To visualize the distribution of age among this non-representative sample of 600 registered voters in Tyrell County, North Carolina, we use a histogram created with the matplotlib Python package. 

In [15]:
def generate_histogram_age(df):
    age_column = [col for col in df.columns if "age" in col]
    plt.figure(figsize=(10, 6))
    bins = 6
    plt.hist(df[age_column], color="orange", bins=bins, edgecolor="black")
    plt.title("Age Distribution for Registered Voters in Tyrell County, NC")
    plt.xlabel("Age")
    plt.ylabel("Frequency")
    plt.gca().yaxis.set_major_formatter(
        ticker.FuncFormatter(lambda x, _: f"{int(x):,}")
    )

    plt.savefig("output.png")

    plt.show()

### Conclusion

For this non-representative sample of 600 Tyrell County, NC registered voters, the mean age is 57.48, the median age is 60, and the standard deviation of age is 19.74. Although registered voters tend to be older than the general population, the mean age appears to be higher than expected. It is likely that the true mean age of all registered voters in Tyrell County, NC is lower than 57.48. 

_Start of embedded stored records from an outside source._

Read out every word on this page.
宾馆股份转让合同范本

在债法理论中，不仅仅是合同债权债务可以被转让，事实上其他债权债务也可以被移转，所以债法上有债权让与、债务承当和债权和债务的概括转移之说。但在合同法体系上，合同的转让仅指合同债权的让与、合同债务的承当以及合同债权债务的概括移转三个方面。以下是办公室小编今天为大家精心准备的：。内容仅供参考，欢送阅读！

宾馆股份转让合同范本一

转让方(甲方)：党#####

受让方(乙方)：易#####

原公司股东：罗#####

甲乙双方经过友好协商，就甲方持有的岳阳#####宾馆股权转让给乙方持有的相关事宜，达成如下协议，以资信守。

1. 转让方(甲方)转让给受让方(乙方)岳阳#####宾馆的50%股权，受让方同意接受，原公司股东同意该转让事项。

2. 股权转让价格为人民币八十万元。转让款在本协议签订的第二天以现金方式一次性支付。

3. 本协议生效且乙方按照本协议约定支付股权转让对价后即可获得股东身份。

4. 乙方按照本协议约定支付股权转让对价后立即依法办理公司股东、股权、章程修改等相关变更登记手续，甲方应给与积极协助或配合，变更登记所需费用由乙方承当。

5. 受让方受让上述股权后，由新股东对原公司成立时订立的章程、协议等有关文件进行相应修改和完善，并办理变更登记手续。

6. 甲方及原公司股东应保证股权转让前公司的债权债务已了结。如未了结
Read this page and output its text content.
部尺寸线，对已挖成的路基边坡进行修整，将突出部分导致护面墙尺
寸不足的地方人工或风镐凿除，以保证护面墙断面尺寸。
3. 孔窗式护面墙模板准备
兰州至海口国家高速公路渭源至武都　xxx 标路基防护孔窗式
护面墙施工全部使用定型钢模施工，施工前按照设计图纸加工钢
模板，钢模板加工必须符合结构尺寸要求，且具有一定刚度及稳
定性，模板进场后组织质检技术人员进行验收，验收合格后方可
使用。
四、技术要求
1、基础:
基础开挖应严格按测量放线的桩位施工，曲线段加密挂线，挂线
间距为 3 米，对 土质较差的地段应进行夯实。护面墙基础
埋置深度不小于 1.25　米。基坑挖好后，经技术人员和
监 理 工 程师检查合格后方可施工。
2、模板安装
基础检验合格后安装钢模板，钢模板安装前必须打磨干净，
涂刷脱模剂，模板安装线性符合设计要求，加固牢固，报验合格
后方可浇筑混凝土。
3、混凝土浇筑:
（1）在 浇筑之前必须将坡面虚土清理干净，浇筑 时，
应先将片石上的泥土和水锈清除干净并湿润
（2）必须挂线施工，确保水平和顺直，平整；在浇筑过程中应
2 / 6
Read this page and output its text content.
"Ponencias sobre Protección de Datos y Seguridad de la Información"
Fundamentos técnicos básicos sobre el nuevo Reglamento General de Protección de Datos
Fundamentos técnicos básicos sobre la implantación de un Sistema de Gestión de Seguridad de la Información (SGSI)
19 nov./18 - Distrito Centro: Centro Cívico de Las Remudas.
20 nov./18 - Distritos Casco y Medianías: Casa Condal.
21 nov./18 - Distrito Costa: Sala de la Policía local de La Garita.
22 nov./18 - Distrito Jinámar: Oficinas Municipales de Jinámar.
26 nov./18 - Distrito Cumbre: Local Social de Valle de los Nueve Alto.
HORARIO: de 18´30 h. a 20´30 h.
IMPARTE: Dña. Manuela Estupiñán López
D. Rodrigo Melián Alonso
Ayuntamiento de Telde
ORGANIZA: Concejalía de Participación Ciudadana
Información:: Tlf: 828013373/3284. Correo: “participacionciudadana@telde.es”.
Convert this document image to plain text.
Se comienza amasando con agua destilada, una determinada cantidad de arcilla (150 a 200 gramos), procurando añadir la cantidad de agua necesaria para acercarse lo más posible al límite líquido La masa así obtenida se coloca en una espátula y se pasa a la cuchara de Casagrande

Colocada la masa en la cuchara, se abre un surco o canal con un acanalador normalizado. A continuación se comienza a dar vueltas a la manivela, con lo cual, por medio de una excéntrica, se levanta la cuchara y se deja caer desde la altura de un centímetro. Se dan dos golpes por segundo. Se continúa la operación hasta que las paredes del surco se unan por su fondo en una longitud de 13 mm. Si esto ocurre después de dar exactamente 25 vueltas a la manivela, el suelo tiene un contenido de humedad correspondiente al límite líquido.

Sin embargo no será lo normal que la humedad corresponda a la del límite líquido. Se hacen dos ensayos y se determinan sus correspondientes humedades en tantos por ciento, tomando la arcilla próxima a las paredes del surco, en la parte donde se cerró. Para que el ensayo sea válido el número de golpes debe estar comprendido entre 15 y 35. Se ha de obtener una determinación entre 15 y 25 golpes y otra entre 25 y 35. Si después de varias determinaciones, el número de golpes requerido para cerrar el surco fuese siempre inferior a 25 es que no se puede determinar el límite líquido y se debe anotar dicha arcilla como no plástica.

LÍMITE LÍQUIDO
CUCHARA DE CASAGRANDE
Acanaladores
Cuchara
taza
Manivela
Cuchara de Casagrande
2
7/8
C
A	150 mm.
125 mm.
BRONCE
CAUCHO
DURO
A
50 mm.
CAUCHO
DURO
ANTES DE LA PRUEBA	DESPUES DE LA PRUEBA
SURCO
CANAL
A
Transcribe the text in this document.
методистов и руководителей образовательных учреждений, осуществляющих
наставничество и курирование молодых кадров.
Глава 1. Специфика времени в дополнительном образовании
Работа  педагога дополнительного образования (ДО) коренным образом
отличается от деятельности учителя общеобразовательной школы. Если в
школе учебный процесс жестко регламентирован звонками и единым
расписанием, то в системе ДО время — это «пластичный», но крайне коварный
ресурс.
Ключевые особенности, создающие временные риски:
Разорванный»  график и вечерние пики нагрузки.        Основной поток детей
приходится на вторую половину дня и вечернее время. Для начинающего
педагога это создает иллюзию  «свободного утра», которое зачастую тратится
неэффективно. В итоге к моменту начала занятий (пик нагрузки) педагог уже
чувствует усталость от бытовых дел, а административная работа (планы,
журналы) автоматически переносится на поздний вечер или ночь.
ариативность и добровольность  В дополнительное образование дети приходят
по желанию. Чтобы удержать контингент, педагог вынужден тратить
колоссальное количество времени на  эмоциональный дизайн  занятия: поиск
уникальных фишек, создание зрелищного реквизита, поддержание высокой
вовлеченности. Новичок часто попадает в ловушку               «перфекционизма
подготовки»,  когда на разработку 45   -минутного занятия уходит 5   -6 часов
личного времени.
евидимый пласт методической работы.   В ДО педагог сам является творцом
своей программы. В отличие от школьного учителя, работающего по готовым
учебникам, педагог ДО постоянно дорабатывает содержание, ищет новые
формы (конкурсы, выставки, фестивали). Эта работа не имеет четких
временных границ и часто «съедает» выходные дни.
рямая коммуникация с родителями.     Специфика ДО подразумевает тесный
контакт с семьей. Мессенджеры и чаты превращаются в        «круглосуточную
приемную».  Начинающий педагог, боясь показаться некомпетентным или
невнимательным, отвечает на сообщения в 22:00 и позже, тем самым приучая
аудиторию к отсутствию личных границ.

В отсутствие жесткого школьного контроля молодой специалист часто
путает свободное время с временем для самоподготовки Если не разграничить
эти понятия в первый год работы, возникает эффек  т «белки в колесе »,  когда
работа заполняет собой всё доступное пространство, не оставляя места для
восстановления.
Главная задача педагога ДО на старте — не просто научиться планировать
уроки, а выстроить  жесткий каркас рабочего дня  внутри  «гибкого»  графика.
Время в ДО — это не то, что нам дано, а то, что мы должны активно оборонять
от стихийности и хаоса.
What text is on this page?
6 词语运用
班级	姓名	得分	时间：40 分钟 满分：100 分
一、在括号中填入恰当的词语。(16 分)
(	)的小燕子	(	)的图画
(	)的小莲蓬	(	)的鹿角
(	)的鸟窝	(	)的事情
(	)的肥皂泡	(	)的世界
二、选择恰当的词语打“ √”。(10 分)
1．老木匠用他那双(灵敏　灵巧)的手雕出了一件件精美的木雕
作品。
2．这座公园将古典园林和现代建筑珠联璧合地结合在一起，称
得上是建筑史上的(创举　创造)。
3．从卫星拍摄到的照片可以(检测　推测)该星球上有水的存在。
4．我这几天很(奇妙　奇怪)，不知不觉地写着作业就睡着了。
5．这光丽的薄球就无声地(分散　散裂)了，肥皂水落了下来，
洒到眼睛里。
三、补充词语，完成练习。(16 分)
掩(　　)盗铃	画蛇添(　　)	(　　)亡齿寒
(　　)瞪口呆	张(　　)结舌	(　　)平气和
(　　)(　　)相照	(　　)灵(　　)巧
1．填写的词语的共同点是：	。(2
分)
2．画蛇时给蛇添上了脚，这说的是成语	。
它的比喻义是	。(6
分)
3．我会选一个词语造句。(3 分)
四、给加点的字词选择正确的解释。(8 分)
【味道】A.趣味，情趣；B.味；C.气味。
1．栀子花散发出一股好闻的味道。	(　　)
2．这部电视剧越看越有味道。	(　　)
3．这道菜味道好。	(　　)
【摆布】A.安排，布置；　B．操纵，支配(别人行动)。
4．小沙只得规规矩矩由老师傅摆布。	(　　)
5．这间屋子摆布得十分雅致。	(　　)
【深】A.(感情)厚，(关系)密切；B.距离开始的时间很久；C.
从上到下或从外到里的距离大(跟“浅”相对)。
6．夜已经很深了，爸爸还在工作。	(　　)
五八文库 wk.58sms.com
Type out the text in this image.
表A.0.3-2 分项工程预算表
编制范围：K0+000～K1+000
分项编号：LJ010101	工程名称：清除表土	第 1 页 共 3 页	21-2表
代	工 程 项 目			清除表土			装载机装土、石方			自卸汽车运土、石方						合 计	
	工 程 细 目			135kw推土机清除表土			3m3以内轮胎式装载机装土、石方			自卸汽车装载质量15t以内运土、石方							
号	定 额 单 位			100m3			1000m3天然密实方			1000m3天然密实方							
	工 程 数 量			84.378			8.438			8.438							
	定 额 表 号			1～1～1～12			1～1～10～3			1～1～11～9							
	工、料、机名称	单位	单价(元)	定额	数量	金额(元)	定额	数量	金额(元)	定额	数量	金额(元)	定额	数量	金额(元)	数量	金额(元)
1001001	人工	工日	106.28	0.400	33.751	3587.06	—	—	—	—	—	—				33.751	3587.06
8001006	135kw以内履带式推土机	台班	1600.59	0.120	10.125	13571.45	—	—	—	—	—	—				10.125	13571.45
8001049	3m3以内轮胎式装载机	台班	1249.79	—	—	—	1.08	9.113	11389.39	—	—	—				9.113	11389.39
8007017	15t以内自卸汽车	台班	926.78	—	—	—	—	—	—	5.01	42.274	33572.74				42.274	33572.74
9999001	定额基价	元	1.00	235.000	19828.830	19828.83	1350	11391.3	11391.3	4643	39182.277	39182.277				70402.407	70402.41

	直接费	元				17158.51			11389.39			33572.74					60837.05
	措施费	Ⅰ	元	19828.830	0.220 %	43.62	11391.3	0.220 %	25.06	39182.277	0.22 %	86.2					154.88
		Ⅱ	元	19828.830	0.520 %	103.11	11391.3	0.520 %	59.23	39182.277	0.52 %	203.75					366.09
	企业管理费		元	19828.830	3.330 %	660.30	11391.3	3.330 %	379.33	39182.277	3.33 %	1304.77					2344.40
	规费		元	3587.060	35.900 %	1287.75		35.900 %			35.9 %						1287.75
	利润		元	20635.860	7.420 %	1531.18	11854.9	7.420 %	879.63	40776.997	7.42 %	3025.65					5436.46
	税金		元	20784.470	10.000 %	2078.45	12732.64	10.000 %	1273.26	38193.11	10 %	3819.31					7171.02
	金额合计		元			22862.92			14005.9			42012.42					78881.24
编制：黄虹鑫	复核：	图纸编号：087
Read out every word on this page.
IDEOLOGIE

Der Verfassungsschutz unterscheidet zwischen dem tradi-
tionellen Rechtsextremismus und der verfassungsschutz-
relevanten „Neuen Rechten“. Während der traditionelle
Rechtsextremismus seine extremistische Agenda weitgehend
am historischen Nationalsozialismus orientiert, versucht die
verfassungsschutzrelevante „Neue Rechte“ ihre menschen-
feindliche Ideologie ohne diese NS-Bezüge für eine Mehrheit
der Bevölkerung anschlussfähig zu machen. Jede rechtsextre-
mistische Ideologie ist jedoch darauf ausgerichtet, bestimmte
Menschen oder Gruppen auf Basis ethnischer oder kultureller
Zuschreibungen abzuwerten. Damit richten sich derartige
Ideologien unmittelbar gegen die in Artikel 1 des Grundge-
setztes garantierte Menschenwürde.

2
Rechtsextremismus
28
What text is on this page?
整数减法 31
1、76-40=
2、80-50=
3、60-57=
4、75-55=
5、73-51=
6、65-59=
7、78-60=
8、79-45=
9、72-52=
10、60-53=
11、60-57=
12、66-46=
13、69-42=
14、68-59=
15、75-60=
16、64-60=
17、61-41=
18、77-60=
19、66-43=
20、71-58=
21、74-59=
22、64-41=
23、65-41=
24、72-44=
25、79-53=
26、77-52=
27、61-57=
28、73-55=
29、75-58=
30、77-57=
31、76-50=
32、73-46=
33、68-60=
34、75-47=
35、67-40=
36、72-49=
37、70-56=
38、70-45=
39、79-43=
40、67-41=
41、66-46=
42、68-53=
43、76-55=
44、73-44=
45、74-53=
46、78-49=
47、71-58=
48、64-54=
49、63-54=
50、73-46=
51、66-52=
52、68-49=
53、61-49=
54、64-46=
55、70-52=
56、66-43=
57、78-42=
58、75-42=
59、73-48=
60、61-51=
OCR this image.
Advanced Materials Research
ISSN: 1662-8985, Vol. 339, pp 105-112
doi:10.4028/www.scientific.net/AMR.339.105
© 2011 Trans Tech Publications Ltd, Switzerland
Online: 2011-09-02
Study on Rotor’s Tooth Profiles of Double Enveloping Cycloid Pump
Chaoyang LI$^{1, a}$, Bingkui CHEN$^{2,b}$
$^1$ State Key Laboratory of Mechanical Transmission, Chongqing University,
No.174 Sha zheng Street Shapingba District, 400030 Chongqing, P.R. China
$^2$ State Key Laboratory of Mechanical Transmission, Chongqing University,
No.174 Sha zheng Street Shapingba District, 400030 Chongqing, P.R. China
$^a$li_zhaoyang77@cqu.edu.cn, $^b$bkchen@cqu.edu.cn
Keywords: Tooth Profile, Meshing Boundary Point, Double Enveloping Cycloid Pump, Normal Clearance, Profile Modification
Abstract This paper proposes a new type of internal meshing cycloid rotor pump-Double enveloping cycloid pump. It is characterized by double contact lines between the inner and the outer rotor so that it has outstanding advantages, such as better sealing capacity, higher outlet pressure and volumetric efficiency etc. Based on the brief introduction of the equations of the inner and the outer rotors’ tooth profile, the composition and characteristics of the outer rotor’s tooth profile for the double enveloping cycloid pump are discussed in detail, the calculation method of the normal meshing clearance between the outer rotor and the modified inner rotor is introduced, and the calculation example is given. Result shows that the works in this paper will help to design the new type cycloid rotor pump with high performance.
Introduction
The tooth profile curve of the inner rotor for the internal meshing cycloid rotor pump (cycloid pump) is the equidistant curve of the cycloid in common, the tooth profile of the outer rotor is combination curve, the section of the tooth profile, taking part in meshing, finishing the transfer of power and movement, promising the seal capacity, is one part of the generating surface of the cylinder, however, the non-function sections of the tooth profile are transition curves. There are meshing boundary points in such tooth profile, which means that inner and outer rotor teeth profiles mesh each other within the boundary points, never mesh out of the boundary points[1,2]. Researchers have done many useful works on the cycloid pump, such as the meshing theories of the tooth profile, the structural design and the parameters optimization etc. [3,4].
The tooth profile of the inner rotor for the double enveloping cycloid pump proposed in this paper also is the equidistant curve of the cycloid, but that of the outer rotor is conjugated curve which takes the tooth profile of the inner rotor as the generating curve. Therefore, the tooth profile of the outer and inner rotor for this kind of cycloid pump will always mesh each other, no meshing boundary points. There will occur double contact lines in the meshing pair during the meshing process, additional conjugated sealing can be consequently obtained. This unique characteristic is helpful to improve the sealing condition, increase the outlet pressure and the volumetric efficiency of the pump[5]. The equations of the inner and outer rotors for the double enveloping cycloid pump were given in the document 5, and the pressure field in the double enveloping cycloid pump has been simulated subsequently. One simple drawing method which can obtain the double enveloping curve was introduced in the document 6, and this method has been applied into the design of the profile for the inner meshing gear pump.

Further analysis of voter registration data from the North Carolina State Board of Elections (NCSBE) could be supplemented by building in a function to scrape the zipped files present on the website and download the stored .txt files for analysis. The NCSBE updates the voter registration records weekly on Saturday mornings. Another automation could be built to download, analyze, and visualize these records weekly after they are updated.